So far, we have been using linear models which assume that our response variable is continuous. In earth and life sciences (ecology in particular) we are often working with discrete data, such as count data and binomial (presence/absence) data.
The linear models we have been using so far have been assuming a normal (or gaussian) distribution in our data. Generalised linear models (GLMs) allow us to fit alternative distributions to our data in order to more accurately analyse them.
GLMs do make some important assumptions which we will need to check when we construct the model.
Our binomial (logistic regression) does have some assumptions, but thankfully it is fairly resiliant and we dont need to test them. For any other distribution (poisson, gamma etc.) these are cruical.
It is important to note that part of fitting a GLM is using a link function. I won’t be explaining these in detail (yet), all you need to know is the default link method for binomial data is the logit() method. For more information see ?family
.
For this analysis, we will be using the nestpredation.csv dataset
str(nest) # view the structure
## 'data.frame': 20 obs. of 2 variables:
## $ shrubcover : int 16 20 11 15 19 31 5 12 9 10 ...
## $ nestattacked: int 1 0 1 1 1 0 1 1 1 0 ...
# This is okay. Our nest attacked column is an integer, but the glm will tell it to input as binomial so we dont need to change anything.
nest.bin<-glm(nestattacked~shrubcover, data=nest, family=binomial)
The glm()
commands follows the same structure as the lm()
and aov()
with the inclusion of the extra argument family. Family is where we specify our distribution. In this case, for our logistic regression, we specify a binomial distribution.

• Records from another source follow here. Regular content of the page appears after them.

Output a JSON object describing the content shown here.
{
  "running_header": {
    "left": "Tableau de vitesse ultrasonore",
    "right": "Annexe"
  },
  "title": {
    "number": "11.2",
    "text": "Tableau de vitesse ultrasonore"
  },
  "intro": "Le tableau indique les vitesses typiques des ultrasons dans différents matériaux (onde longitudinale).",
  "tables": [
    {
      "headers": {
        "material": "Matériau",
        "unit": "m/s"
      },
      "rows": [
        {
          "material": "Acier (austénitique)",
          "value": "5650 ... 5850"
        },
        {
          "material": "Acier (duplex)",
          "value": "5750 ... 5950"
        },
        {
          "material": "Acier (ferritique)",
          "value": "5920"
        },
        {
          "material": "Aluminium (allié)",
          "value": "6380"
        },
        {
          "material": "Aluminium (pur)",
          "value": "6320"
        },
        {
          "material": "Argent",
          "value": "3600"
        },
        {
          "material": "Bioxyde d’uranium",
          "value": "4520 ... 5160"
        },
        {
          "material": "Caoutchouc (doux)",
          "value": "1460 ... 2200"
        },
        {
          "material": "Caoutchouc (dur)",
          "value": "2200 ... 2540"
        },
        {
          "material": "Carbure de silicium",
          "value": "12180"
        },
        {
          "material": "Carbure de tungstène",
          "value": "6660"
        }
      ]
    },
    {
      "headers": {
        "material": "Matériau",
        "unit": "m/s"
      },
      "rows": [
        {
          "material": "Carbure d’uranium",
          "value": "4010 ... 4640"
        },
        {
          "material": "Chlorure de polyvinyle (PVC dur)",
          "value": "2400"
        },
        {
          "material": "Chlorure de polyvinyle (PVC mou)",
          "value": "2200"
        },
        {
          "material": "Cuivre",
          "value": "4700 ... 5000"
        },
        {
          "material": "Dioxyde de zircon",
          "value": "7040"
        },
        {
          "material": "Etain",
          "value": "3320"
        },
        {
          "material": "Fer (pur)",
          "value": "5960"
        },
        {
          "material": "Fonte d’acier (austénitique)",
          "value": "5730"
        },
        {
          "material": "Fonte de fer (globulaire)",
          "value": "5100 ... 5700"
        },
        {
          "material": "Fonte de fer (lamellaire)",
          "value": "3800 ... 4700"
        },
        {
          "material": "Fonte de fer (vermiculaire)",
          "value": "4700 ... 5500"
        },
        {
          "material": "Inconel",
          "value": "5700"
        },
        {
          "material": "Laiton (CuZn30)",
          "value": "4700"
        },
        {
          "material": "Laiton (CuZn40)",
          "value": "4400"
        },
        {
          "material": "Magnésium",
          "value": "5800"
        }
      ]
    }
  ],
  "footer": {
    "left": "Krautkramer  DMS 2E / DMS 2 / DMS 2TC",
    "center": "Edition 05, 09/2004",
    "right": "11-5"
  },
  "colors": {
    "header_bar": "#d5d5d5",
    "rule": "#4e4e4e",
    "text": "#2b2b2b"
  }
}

Once we have constructed our model, we can use the anova()
command and the summary()
commands to look at our results. The summary()

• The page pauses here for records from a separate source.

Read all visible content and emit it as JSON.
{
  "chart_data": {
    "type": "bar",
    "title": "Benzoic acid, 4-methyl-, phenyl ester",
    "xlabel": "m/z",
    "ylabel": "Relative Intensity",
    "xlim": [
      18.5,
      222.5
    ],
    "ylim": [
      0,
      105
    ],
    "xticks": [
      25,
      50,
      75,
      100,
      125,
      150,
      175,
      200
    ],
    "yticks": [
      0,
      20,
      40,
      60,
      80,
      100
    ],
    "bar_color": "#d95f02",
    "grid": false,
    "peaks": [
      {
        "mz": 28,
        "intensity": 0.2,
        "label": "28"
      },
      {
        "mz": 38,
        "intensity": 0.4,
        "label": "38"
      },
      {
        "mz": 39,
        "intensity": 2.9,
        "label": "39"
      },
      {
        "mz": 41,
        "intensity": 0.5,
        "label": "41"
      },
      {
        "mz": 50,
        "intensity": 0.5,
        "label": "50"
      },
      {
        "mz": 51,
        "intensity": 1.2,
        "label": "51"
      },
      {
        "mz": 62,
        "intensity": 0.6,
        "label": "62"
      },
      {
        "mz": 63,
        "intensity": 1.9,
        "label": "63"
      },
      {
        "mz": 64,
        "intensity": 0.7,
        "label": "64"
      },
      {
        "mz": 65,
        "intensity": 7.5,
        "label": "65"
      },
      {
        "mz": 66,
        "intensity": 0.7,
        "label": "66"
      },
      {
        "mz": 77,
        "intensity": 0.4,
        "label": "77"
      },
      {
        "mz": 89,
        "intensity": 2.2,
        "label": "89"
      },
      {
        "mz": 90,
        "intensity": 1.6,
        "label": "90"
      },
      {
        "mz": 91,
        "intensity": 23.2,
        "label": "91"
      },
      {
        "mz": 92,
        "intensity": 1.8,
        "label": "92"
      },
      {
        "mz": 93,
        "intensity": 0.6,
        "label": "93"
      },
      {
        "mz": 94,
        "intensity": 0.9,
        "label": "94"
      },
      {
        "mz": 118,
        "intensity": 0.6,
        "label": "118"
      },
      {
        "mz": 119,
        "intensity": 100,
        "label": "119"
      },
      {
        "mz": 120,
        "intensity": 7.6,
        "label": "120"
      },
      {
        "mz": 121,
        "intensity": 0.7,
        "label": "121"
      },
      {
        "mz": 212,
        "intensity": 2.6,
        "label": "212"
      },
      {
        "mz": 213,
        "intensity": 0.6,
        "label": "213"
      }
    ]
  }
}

commands p-values tend to be a little weird, so I prefer to use the anova()
command to look at variable significance, and summary()
to look at the model equation if I need it.
anova(nest.bin, test="Chisq") # anova test using a chisq instead of F
## Analysis of Deviance Table
##
## Model: binomial, link: logit
##
## Response: nestattacked
##
## Terms added sequentially (first to last)
##
##
## Df Deviance Resid. Df Resid. Dev Pr(>Chi)
## NULL 19 27.526
## shrubcover 1 9.0911 18 18.434 0.002569 **
## ---
## Signif. codes: 0 '***' 0.001 '**' 0.01 '*' 0.05 '.' 0.1 ' ' 1
There is strong evidence that the probability of a nest being attacked varies with shrubcover (p<0.01).
summary(nest.bin)
##
## Call:
## glm(formula = nestattacked ~ shrubcover, family = binomial, data = nest)
##
## Deviance Residuals:
## Min 1Q Median 3Q Max
## -1.8424 -0.5183 -0.2135 0.8024 1.5148
##
## Coefficients:
## Estimate Std. Error z value Pr(>|z|)
## (Intercept) 3.3782 1.6025 2.108 0.035 *
## shrubcover -0.1883 0.0857 -2.198 0.028 *
## ---
## Signif. codes: 0 '***' 0.001 '**' 0.01 '*' 0.05 '.' 0.1 ' ' 1
##
## (Dispersion parameter for binomial family taken to be 1)
##
## Null deviance: 27.526 on 19 degrees of freedom
## Residual deviance: 18.434 on 18 degrees of freedom
## AIC: 22.434
##
## Number of Fisher Scoring iterations: 5
Look at the differences in this table and the anova table. It’s hard to understand what is happening here and doesn’t provide you with the overall model effects, in most cases.